Another short climb, although nowhere near as bad as the Devils Staircase, will take you up from the Central Crater to the Blue Lake (Te Wai-whakaata-o-te-Rangihiroa) – a stunning 16m deep freshwater lake. The lake is quite big compared to the Emerald lakes, measuring 1 kilometer wide.  As the name suggests, the water in the lake is blue, thanks to the minerals in it. Swimming or eating food near the lake is not allowed as the lake is sacred – it certainly looks that way. The track take you past the lake and on the way down the track there will be more stunning views of the volcanic valley, as well as Te Maari craters still steaming after the eruptions of 2012. Truly spectacular view.
After that the track will mostly go downhill zigzagging its way towards the Ketatahi hut, where you will most likely join the long queue for the long awaited toilet break.  

It is easy to get a sense of completion of the track at this point, however bear in mind that you have another good 2-2.5 hours of walking from the Ketatahi shelter to the carpark, where your pre-arranged transport will be waiting to pick you up. It took us just over 2 hours to get there, where we almost missed our pick up van. After 7 hours of walking and climbing, the descent towards the car park may seem easy at first, however it made us feel every single most unused muscle in our feet we didn’t know we had. The last part of the track seemed never ending, exacerbated by the fact that you are walking on a boardwalk turning corners in the forest with no end in sight.

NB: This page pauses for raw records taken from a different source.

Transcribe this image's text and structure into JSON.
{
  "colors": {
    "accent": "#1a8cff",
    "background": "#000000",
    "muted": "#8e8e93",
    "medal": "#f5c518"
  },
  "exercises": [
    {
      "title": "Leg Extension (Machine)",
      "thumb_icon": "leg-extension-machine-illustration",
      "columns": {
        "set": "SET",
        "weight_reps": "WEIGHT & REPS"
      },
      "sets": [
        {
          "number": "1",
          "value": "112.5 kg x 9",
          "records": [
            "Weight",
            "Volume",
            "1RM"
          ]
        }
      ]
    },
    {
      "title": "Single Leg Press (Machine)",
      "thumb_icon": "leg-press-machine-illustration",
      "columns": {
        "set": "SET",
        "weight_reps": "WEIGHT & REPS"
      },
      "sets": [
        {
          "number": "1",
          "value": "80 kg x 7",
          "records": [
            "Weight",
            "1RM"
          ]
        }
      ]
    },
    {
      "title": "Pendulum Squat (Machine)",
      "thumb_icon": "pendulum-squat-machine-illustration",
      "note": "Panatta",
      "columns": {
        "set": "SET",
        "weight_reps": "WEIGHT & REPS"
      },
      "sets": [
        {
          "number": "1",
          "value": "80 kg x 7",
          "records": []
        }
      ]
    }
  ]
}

Some side notes for your information:

  • There are 2 side summit trips that you can attempt during the crossing. We didn’t do those due to time constraints but you certainly can if the conditions are right.
  • The first one is Mt Ngauruhoe that you can summit from South Crater. This is before you reach the Red Crater. You will most likely find lots of walkers summiting the mountain following a polled route.
  • You need to allow up to 2.5 hours for a return trip. The area can be dangerous and you should avoid it in case of any signs of volcanic activity.
  • The second side summit trip is Mount Tongariro itself – another polled route that can be taken from the Red Crater. Bear in mind that it is best to do this if you are prepared and the weather plays it nice on the day, as the track can be very cold and exposed in windy conditions.

Tips to remember:

  • Check the weather conditions before the hike.
  • Ensure that you are fully prepared for this trek, pack lots of water and some food high in protein. We had about 4 litres of water between the two of us, a 6 pack of protein bars, 2 sandwiches and some snacks. There is no natural drinking water on the track.
  • In terms of clothing, ensure that you wear hiking or some sturdy shoes – runners are no good as the rough volcanic terrain can destroy them. We did see some people wearing sandals, but you can do better than that.
  • Don’t be fooled by good weather, the conditions on the track can be very unpredictable and the weather can change in a tick. Pack or wear some gloves and beanies. Make sure you have waterproof or at least water resistant jackets. Also pack a sunscreen.
  • Don’t worry about the timing to complete the track – it’s not a competition, just enjoy the views and take lots of photos.
  • Finally – arrange a transport in advance. Just google it – due to its tremendous popularity there is no shortage of services offering transport for Tongariro Crossing. You don’t need to worry about the exact time of a pick-up, the transport company will give you at least 2 alternative pick-up times as people make the crossing at their own pace.
  • The walk may seem like a difficult and challenging task to accomplish – and it probably is, but if you are well prepared this will be one of the most memorable experiences in your life. It certainly was for us.